If your analogy is that the Catalyst is the brains of the operation and that's it, then he's really bad at it.
So why can't it tell the Relay to open or the arms to move? It's still the super brain isn't it?
???
the point is that there are functionalities of your body that you're unable to fully and directly control.
you cannot decide "now it would be a good time to start my digestion". You need "external" imput, and stimulation from different components of your organism. You need a complex network that you cannot control "at will".
the concept of an intelligent entity not being able to fully e directly control its "home", whenever it want and in any situation, is perfectly sound.
So why did it make itself unable to control the Relay function or the arms? Don't give me your crap about total control. Focus on those two functions and those two functions only.
the Leviathans made it unable to do that. Why shouldn't they? They need him to analize variables and solve a conflict, not to control a space station.
I don't doubt that the catalyst would have liked to have full control over everything, but not every inherent, original limitation can be overcome. Unless he is a sort of almighy IA God, which is not.
btw, he used to have indirect control over those two functions, through the sovereing and the keepers, until the protheans changed the signal.
So who or what raised the platform that Shepard passed out on? Who or what raised the ramps for control and destroy?
controlling platforms is very different than controlling a mass relay...
Oh boy, what is this argument about? Kal, you said you agree that the Catalyst is a retcon. Then what is the point in making everyone believe your headcanon? Yes, headcanon. Catalyst was absent in ME1 so you make up your own details to make sense of it. And this is where the argument ends. It doesn't matter if it can do something or not if it didn't even exist in ME1. You keep asking for proof that the Catalyst can control the Citadel when in fact you can't prove otherwise.
no, it's not head-canon.
it's taking implicit and explicit information and putting them together so that Me1 becomes compatible with Me3 ending.

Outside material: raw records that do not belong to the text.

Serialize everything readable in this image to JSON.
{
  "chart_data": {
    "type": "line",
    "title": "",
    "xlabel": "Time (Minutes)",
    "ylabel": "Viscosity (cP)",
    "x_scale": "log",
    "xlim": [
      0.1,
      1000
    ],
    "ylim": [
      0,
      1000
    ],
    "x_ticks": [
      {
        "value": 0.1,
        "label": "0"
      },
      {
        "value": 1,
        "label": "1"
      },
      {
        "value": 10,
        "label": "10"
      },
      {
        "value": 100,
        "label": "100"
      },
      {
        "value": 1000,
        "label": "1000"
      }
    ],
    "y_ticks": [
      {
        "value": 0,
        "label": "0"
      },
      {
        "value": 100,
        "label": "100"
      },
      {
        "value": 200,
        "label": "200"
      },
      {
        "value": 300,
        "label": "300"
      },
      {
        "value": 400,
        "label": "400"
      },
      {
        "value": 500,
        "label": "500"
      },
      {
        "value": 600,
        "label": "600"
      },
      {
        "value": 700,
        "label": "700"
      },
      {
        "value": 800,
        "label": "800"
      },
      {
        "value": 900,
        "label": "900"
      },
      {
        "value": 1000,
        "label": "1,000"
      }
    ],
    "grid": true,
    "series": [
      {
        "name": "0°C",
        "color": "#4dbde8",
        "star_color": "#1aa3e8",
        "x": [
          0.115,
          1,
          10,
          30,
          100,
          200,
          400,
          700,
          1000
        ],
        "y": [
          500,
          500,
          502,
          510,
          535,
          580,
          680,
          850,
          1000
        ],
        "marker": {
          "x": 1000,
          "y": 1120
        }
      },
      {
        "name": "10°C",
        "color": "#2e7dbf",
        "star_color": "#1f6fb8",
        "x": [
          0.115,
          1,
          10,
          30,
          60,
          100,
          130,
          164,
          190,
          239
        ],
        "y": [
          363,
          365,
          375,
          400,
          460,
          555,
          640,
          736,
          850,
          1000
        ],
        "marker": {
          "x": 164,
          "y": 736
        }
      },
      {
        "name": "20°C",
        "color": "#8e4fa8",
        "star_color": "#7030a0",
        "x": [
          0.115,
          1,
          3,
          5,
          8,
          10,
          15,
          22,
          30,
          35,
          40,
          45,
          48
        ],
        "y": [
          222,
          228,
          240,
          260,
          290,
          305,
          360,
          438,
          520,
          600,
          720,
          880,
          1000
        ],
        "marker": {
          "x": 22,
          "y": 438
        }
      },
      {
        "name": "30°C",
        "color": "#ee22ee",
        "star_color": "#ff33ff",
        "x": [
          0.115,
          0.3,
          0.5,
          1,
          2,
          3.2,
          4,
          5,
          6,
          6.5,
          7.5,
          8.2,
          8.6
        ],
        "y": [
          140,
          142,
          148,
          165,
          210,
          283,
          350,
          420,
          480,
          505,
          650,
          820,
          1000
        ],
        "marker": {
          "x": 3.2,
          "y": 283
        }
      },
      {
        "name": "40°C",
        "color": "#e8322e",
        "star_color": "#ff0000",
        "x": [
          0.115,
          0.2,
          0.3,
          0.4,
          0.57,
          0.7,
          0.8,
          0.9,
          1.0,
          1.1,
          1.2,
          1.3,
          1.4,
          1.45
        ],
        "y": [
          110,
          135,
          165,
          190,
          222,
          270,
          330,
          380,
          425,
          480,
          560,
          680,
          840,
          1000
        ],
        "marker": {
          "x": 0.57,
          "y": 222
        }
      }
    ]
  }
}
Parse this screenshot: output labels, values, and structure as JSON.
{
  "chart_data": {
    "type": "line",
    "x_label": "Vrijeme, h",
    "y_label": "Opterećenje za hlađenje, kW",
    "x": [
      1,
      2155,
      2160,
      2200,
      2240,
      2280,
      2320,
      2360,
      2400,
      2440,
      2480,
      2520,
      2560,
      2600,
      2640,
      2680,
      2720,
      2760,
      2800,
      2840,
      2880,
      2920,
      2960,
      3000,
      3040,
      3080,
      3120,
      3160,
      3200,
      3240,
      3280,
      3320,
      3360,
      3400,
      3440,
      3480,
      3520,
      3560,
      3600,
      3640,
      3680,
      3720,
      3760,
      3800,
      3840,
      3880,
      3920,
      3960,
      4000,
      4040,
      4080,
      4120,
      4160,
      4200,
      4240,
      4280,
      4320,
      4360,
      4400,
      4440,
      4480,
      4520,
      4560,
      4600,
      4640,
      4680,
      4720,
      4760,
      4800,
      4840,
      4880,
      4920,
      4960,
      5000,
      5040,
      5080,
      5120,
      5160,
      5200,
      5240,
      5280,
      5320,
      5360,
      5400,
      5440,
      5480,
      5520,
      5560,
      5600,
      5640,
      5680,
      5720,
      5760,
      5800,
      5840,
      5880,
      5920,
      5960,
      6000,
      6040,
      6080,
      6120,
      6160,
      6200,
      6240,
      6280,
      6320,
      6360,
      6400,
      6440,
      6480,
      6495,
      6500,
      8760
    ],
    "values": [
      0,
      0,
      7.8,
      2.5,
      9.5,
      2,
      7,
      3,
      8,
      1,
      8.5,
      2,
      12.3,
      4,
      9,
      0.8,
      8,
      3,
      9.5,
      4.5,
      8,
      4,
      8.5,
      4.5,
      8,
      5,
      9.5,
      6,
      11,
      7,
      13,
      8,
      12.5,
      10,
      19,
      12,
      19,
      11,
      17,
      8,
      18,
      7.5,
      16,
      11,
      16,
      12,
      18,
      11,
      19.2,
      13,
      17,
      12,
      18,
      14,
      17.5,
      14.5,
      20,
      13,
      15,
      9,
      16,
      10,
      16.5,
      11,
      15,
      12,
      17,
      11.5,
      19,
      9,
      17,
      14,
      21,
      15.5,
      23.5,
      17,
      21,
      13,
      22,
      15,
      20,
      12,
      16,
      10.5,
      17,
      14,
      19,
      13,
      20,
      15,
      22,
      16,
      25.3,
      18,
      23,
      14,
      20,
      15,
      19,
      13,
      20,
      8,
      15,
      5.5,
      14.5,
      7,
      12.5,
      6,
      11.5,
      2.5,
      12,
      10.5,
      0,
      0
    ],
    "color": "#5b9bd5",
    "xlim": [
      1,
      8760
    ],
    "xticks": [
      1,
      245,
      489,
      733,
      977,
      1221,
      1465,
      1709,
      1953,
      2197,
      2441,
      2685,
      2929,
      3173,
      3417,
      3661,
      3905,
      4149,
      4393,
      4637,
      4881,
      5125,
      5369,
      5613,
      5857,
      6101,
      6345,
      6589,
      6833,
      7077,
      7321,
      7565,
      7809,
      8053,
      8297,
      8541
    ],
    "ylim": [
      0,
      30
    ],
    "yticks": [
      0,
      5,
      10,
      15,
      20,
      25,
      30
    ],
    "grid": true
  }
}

No additions, no inventions.
Just picking the most (or one of the most) consistent scenario, among the many possible interpretation (none of them head-canon. For example, the scenario of the crucible hacking the catalyst is also perfectly sound and not headcanon)
you may found unreasonable/unlikely that the catalyst cannot direclty and fully control the arms and the relay of the citadel, with a mere snap of his fingers, but that's what emerges from his action and his omissions.
he need handwork, pawns, to do everything.
f you need to solve a big problem, and so you decide to create the most advanced and intelligent (and thus, dangerous) IA in the universe, would you create it with the ability to take control of things and technology or would you try at least to create him the most incorporeal and "harmless" you can, with inherent limitations and inability to upgrade itself?